The Fourth Oecumenical Council was convened in the year 451.  It took place in Chalcedon, a city of Asia Minor, during the reign of Emperor Marcian.  This Council pronounced the anathema against the false teaching of an archimandrite of Constantinople named Eutyches.  In his opposition to the Nestorians, Eutyches overstepped the bounds of truth and taught that Christ’s humanity was altogether swallowed up by His divinity, like a drop in the sea, and that Christ has but one mingled nature.  The belief that Christ has only one nature is called Monophysitism.  To this day the Monophysites remain numerous, and include the Armenians; the Copts; the Ethiopians; the Jacobites of Syria, Lebanon, and Iraq; and certain Christians of southern India.  Although the main group of Monophysites subsequently condemned Eutyches’ most extreme views, to this day these heretics continue to attribute to Christ a single, combined divine and human nature.  Such a nature overturns both the true divinity and true humanity of Christ, since it cannot be properly said to be the nature of either God or man, but a confusion of both.  As such, it also overturns   the entire oeconomy of our salvation.  Monophysitism today poses a grave danger to the Orthodox Church, because the Orthodox modernists and ecumenists, ignoring the decisions of the Fourth Oecumenical Council, now propose a union of the Church of Christ with this heresy, even though the Monophysites still refuse to employ the Orthodox definition of the two natures of Christ.  Indeed, two local Orthodox Churches, the Patriarchates of Alexandria and Antioch, have gone so far as to enter into partial Eucharistic communion with Monophysites.


Six hundred and fifty bishops attended the Fourth Council, which confirmed that our Lord Jesus Christ has two perfect natures and is fully and truly God, and fully and truly man; and that at His Incarnation, His divinity and humanity were inseparably and indivisibly united in His single person, but without any mixing or changing of His two natures. 


The Fifth Oecumenical Council met in Constantinople in the year 553.  It was convoked by the famous Emperor Justinian the Great because of the continuous conflict between the parties of Nestorius and Eutyches.  The writings of three Syrian ecclesiastics, Theodore of Mopsuetia, Theodoritus of Cyrrus, and Ibo of Edessa, contained expressions of the Nestorian heresy, and were frequently cited as authoritative patristic works by persons tainted with Nestorianism.  Since the Fourth Council had said nothing concerning them, the Monophysites used this as an excuse to reject the council itself, accusing it of leaning towards Nestorianism.


One hundred and sixty-five bishops attended the Fifth Council.  They condemned the writings of all three authors, as well as the person of Theodore of Mopsuetia, who had not repented of his errors.  It also issued fresh anathemas against the heresies of both Eutyches and Nestorius.

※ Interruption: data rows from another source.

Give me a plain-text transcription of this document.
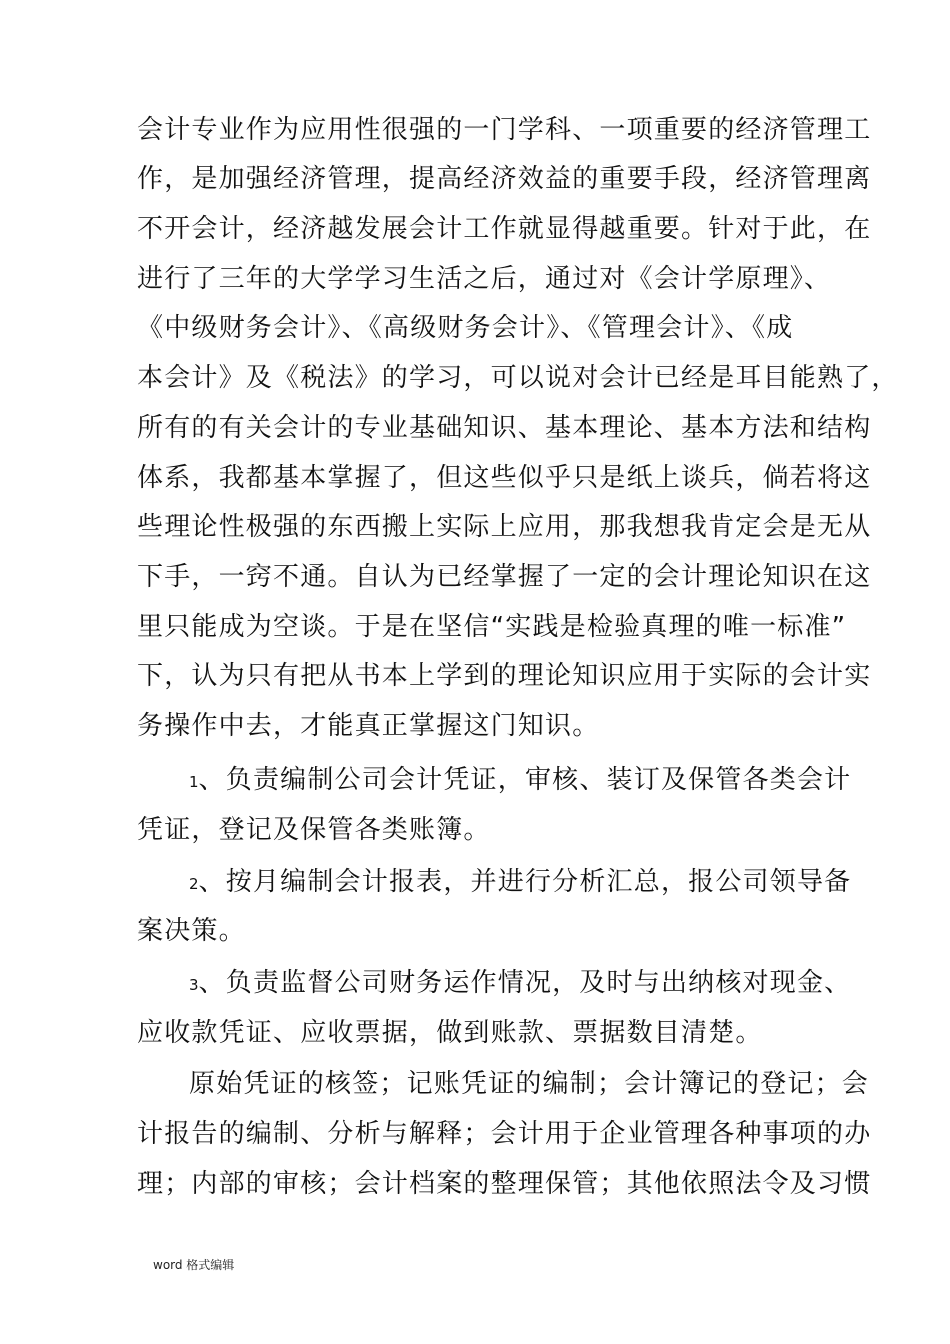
会计专业作为应用性很强的一门学科、一项重要的经济管理工
作，是加强经济管理，提高经济效益的重要手段，经济管理离
不开会计，经济越发展会计工作就显得越重要。针对于此，在
进行了三年的大学学习生活之后，通过对《会计学原理》、
《中级财务会计》、《高级财务会计》、《管理会计》、《成
本会计》及《税法》的学习，可以说对会计已经是耳目能熟了，
所有的有关会计的专业基础知识、基本理论、基本方法和结构
体系，我都基本掌握了，但这些似乎只是纸上谈兵，倘若将这
些理论性极强的东西搬上实际上应用，那我想我肯定会是无从
下手，一窍不通。自认为已经掌握了一定的会计理论知识在这
里只能成为空谈。于是在坚信“实践是检验真理的唯一标准”
下，认为只有把从书本上学到的理论知识应用于实际的会计实
务操作中去，才能真正掌握这门知识。
1、负责编制公司会计凭证，审核、装订及保管各类会计
凭证，登记及保管各类账簿。
2、按月编制会计报表，并进行分析汇总，报公司领导备
案决策。
3、负责监督公司财务运作情况，及时与出纳核对现金、
应收款凭证、应收票据，做到账款、票据数目清楚。
原始凭证的核签；记账凭证的编制；会计簿记的登记；会
计报告的编制、分析与解释；会计用于企业管理各种事项的办
理；内部的审核；会计档案的整理保管；其他依照法令及习惯
word 格式编辑
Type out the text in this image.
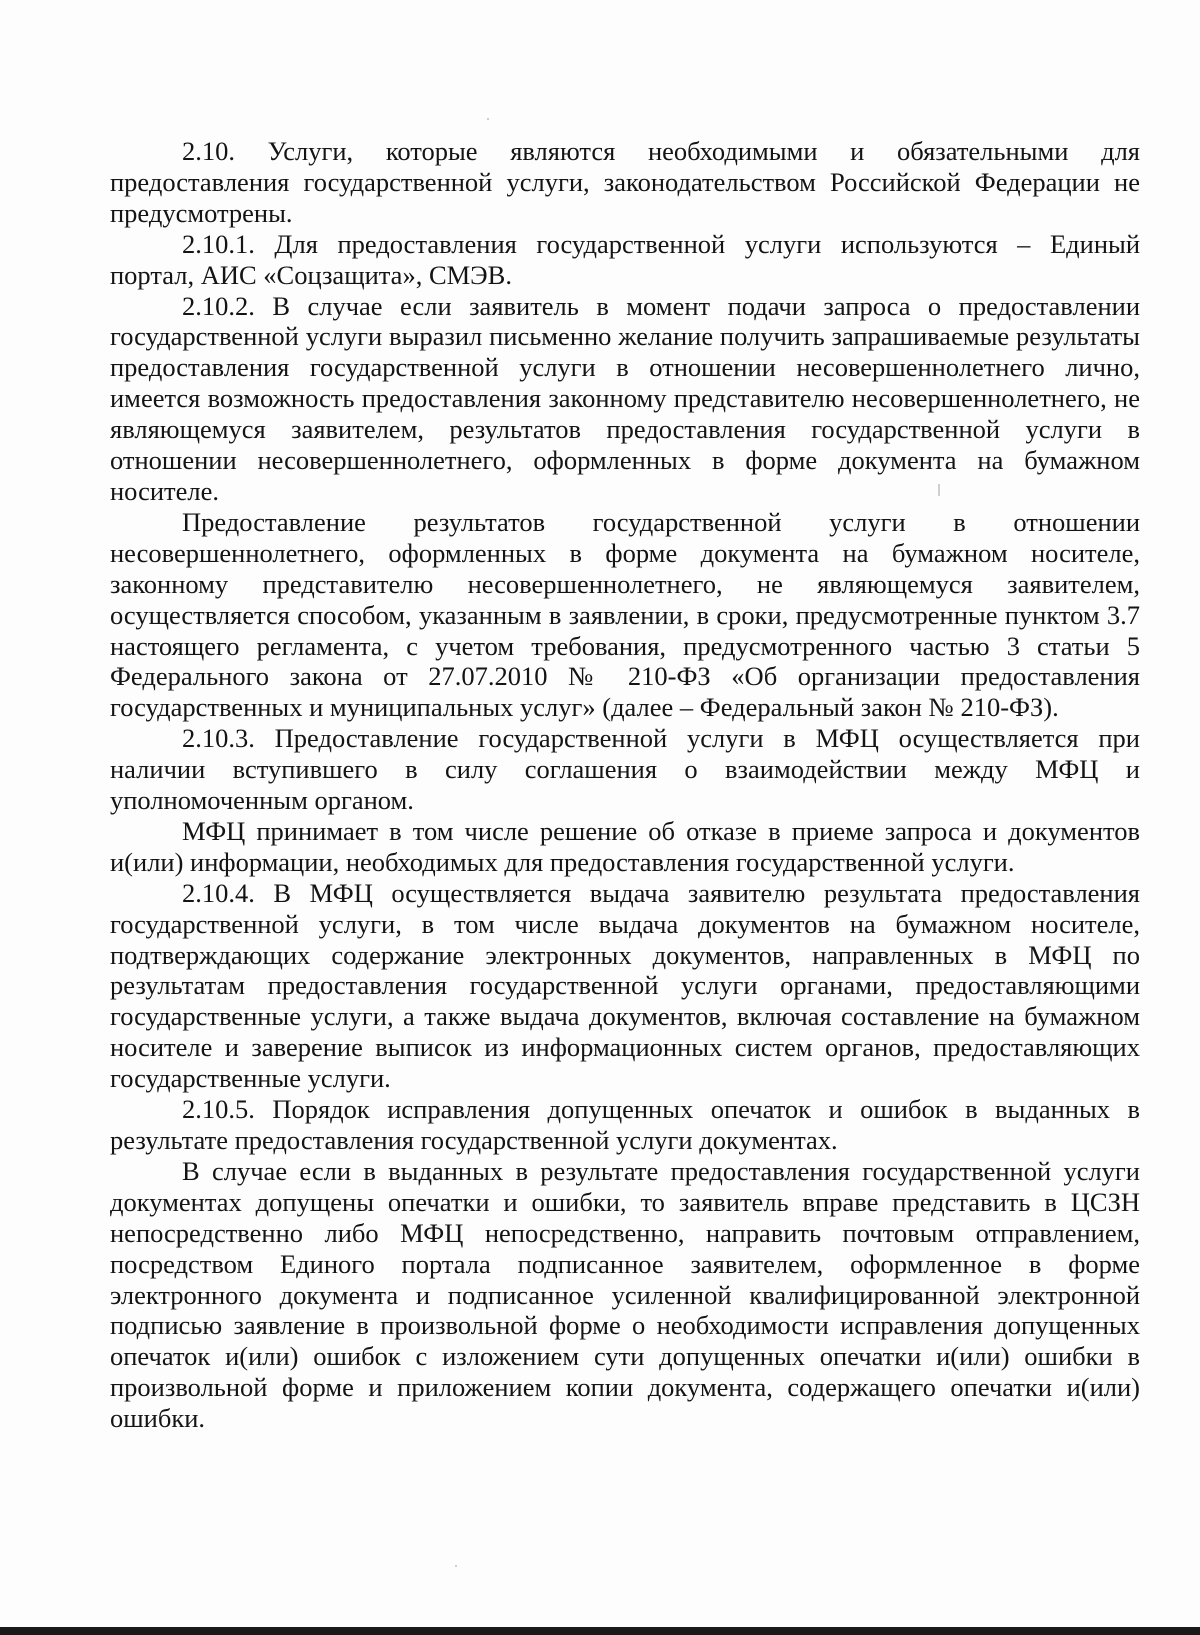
2.10. Услуги, которые являются необходимыми и обязательными для предоставления государственной услуги, законодательством Российской Федерации не предусмотрены.

2.10.1. Для предоставления государственной услуги используются – Единый портал, АИС «Соцзащита», СМЭВ.

2.10.2. В случае если заявитель в момент подачи запроса о предоставлении государственной услуги выразил письменно желание получить запрашиваемые результаты предоставления государственной услуги в отношении несовершеннолетнего лично, имеется возможность предоставления законному представителю несовершеннолетнего, не являющемуся заявителем, результатов предоставления государственной услуги в отношении несовершеннолетнего, оформленных в форме документа на бумажном носителе.

Предоставление результатов государственной услуги в отношении несовершеннолетнего, оформленных в форме документа на бумажном носителе, законному представителю несовершеннолетнего, не являющемуся заявителем, осуществляется способом, указанным в заявлении, в сроки, предусмотренные пунктом 3.7 настоящего регламента, с учетом требования, предусмотренного частью 3 статьи 5 Федерального закона от 27.07.2010 № 210-ФЗ «Об организации предоставления государственных и муниципальных услуг» (далее – Федеральный закон № 210-ФЗ).

2.10.3. Предоставление государственной услуги в МФЦ осуществляется при наличии вступившего в силу соглашения о взаимодействии между МФЦ и уполномоченным органом.

МФЦ принимает в том числе решение об отказе в приеме запроса и документов и(или) информации, необходимых для предоставления государственной услуги.

2.10.4. В МФЦ осуществляется выдача заявителю результата предоставления государственной услуги, в том числе выдача документов на бумажном носителе, подтверждающих содержание электронных документов, направленных в МФЦ по результатам предоставления государственной услуги органами, предоставляющими государственные услуги, а также выдача документов, включая составление на бумажном носителе и заверение выписок из информационных систем органов, предоставляющих государственные услуги.

2.10.5. Порядок исправления допущенных опечаток и ошибок в выданных в результате предоставления государственной услуги документах.

В случае если в выданных в результате предоставления государственной услуги документах допущены опечатки и ошибки, то заявитель вправе представить в ЦСЗН непосредственно либо МФЦ непосредственно, направить почтовым отправлением, посредством Единого портала подписанное заявителем, оформленное в форме электронного документа и подписанное усиленной квалифицированной электронной подписью заявление в произвольной форме о необходимости исправления допущенных опечаток и(или) ошибок с изложением сути допущенных опечатки и(или) ошибки в произвольной форме и приложением копии документа, содержащего опечатки и(или) ошибки.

The Sixth Oecumenical Council was convened in the year 680, also in Constantinople, when Constantine Pogonatus was Emperor.  One hundred and seventy bishops attended this council.


After the Fifth Council, the disturbances caused by the Monophysites greatly endangered the security of the Byzantine Empire, and the Emperor Heraclius hoped to calm these heretics by forcing the Orthodox to compromise with them.  To this end, the Patriarch of Constantinople, Sergius, began propagating the error known as Monothelitism.  This was an entirely artificial attempt to create a middle ground between what can never be reconciled, Orthodoxy and heresy.  According to Monothelite teaching, Jesus Christ has two natures, one human and one divine (in this it agrees with Orthodoxy), but only a single, combined will (as in Monophysitism).


In those days God raised up three great defenders of the faith:  Saint Martin, Pope of Rome; Saint Sophronius, Patriarch of Jerusalem; and most eminent of all, our celestial patron Saint Maximus the Confessor, whose tongue and right hand were cut off because of his steadfastness in Orthodoxy.  It was primarily their opposition to Monothelitism that resulted in the convening of the Sixth Oecumenical Council.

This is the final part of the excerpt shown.